Agriculture

Pulses are healthy and economically viable

Edible seeds such as lentils, chickpeas and pigeon peas are often neglected as staple grains are given more prominence

 
By DTE Staff
Last Updated: Wednesday 20 April 2016

This year being the International Year of Pulses, there is every reason to include them as part of our diet. According to Eduardo Mansur, the head of the Food and Agriculture Organization’s land and water division, “Pulses are good for people, and are good for soils.”

Edible seeds such as lentils, chickpeas and pigeon peas are often neglected as staple grains are given more prominence. However, pulses with their high source of protein and fibre can effectively eradicate hunger, one of the Sustainable Development Goals.

Pulses contribute to food security in a number of ways. First, they are an important source of food and second, they can be a source of income for the farmer simply by selling some of what has been already produced.

Pulses advantage

When it comes to pulses, they offer us a range of benefits. They are economically affordable, use less water compared to other protein sources and also reduce the need for industrial fertilisers.

The International Year of Pulses has been launched to raise awareness about the important contribution that pulses can make to a healthy diet.

Feeding iron-rich lentils to Sri Lankan children for 60 days led to a 90 per cent increase in their blood profiles, showing efficacy for anaemia and other malnutrition issues in developing countries, according to Mahmoud Solh, director general of the International Center for Agricultural Research in the Dry Areas.

Another good thing is that pulses can fix nitrogen in the soil, thereby boosting fertility and reducing the need to apply the key nutrient for food crops.
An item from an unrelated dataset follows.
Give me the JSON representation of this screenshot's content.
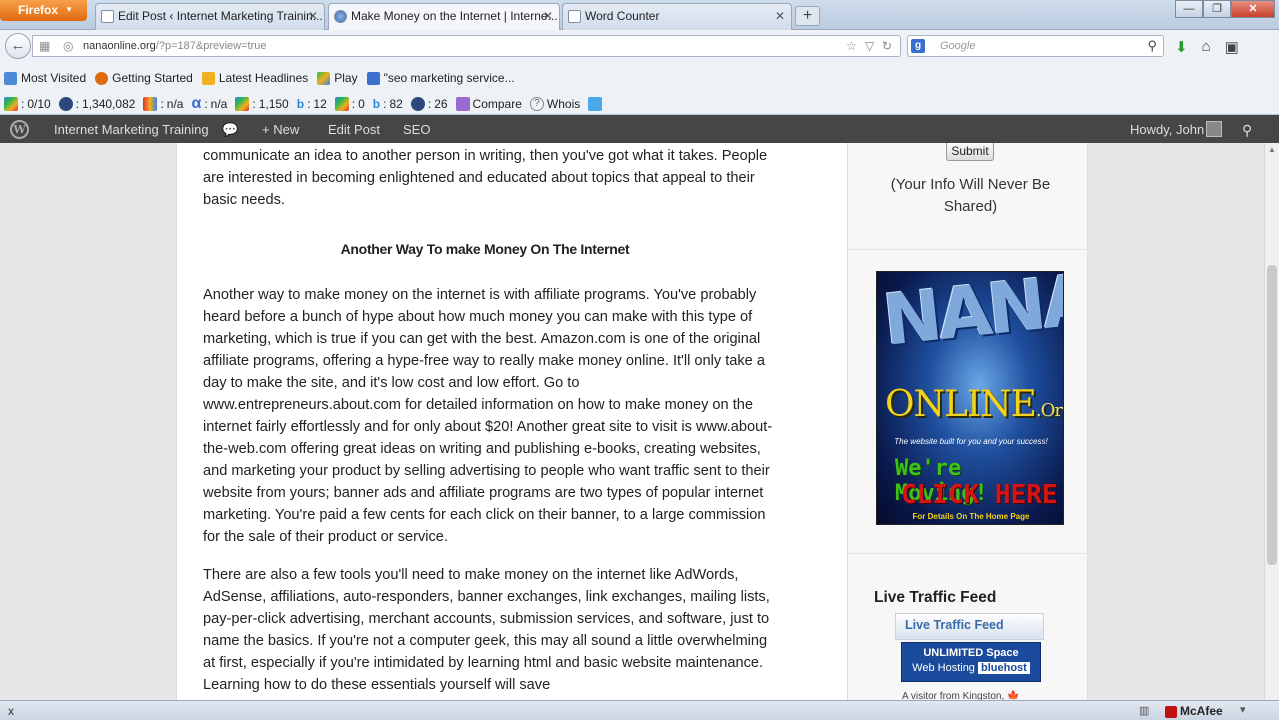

Paola De Santis, a researcher at Bioversity International, showcased a research her organisation is doing in Uganda, China and other countries to improve bean seed quality to enhance productivity and genetic diversity of key pulses varieties.

Michele Pisante from Italy’s Council for Agriculture Research and Agrarian Economics said experiments showing that rotating legumes with grain crops could save up to 88 kg of nitrogen per hectare in Europe where fertilizer use is high by international standards.

Pulses also offer farmers higher profit margins than cereals and can thus play a key role in reducing rural poverty.